By Barani Krishnan
Investing.com -- The counter-trade is present in almost every trade, though its significance always depends on the strength of the directional trade.
In Tuesday’s crude trade, prices rose but not in a straight line as some traders kept open the option that Russian oil and other energy exports may not get strangulated all together by Western sanctions against Moscow for its “backdoor invasion” of eastern Ukraine.
President Joe Biden announced that the United States has imposed full blocking sanctions on two Russian banks, on Russian elites and family members and on Russia's sovereign debt.
London-traded Brent, the global benchmark for oil, was up 81 cents, or 0.9%, at $93.80 a barrel by 2:30 PM ET (19:30 GMT). The intraday peak was $96.44.

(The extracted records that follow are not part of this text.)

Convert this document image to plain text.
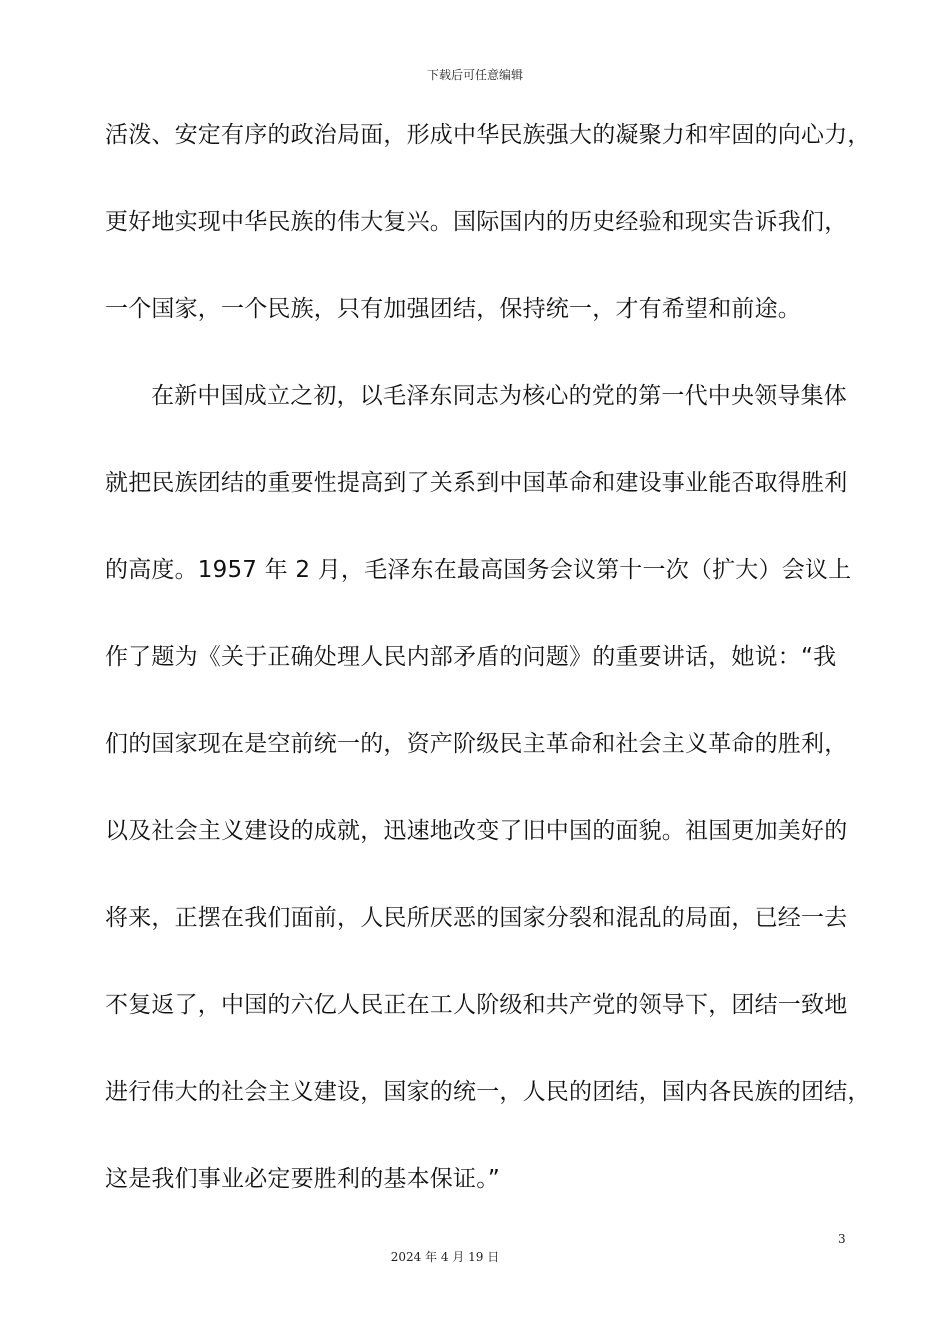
下载后可任意编辑
活泼、安定有序的政治局面，形成中华民族强大的凝聚力和牢固的向心力，
更好地实现中华民族的伟大复兴。国际国内的历史经验和现实告诉我们，
一个国家，一个民族，只有加强团结，保持统一，才有希望和前途。
在新中国成立之初，以毛泽东同志为核心的党的第一代中央领导集体
就把民族团结的重要性提高到了关系到中国革命和建设事业能否取得胜利
的高度。1957 年 2 月，毛泽东在最高国务会议第十一次（扩大）会议上
作了题为《关于正确处理人民内部矛盾的问题》的重要讲话，她说：“我
们的国家现在是空前统一的，资产阶级民主革命和社会主义革命的胜利，
以及社会主义建设的成就，迅速地改变了旧中国的面貌。祖国更加美好的
将来，正摆在我们面前，人民所厌恶的国家分裂和混乱的局面，已经一去
不复返了，中国的六亿人民正在工人阶级和共产党的领导下，团结一致地
进行伟大的社会主义建设，国家的统一，人民的团结，国内各民族的团结，
这是我们事业必定要胜利的基本保证。”
3
2024 年 4 月 19 日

New York-traded West Texas Intermediate, the benchmark for U.S. crude, settled up $1.28, or 1.4%, at $92.35. The session high was $94.42.
Many had expected crude prices to fly to $100 a barrel upon news of Russia’s invasion into Ukraine. Russia’s parliament on Tuesday approved troops for “peacekeeping operations” in the two breakaway regions in eastern Ukraine that Moscow formally endorsed on Tuesday. Columns of military vehicles including tanks were seen early Tuesday on the outskirts of Donetsk, one of the occupied territories.
The White House called the latest Kremlin’s provocations on Ukraine an invasion — regardless what the Russian parliament called it.
"I am calling it an invasion," deputy national security adviser Jon Finer told CNN.
Germany on Tuesday halted the Nord Stream 2 Baltic Sea gas pipeline project, designed to double the flow of Russian gas direct to Germany, after Russia formally recognized the two breakaway regions in eastern Ukraine.
U.S. natural gas futures were up 2% at $4.46 per thermal unit on speculation that more gas supplies will be sourced from America’s gas supply to cover Europe’s shortfall in heating and power needs.
Oil traders are looking out to see what impact new sanctions could have on Russia’s crude exports and how that will factor into a world where supply was already heavily strained by shortages created by deliberate OPEC+ production cuts.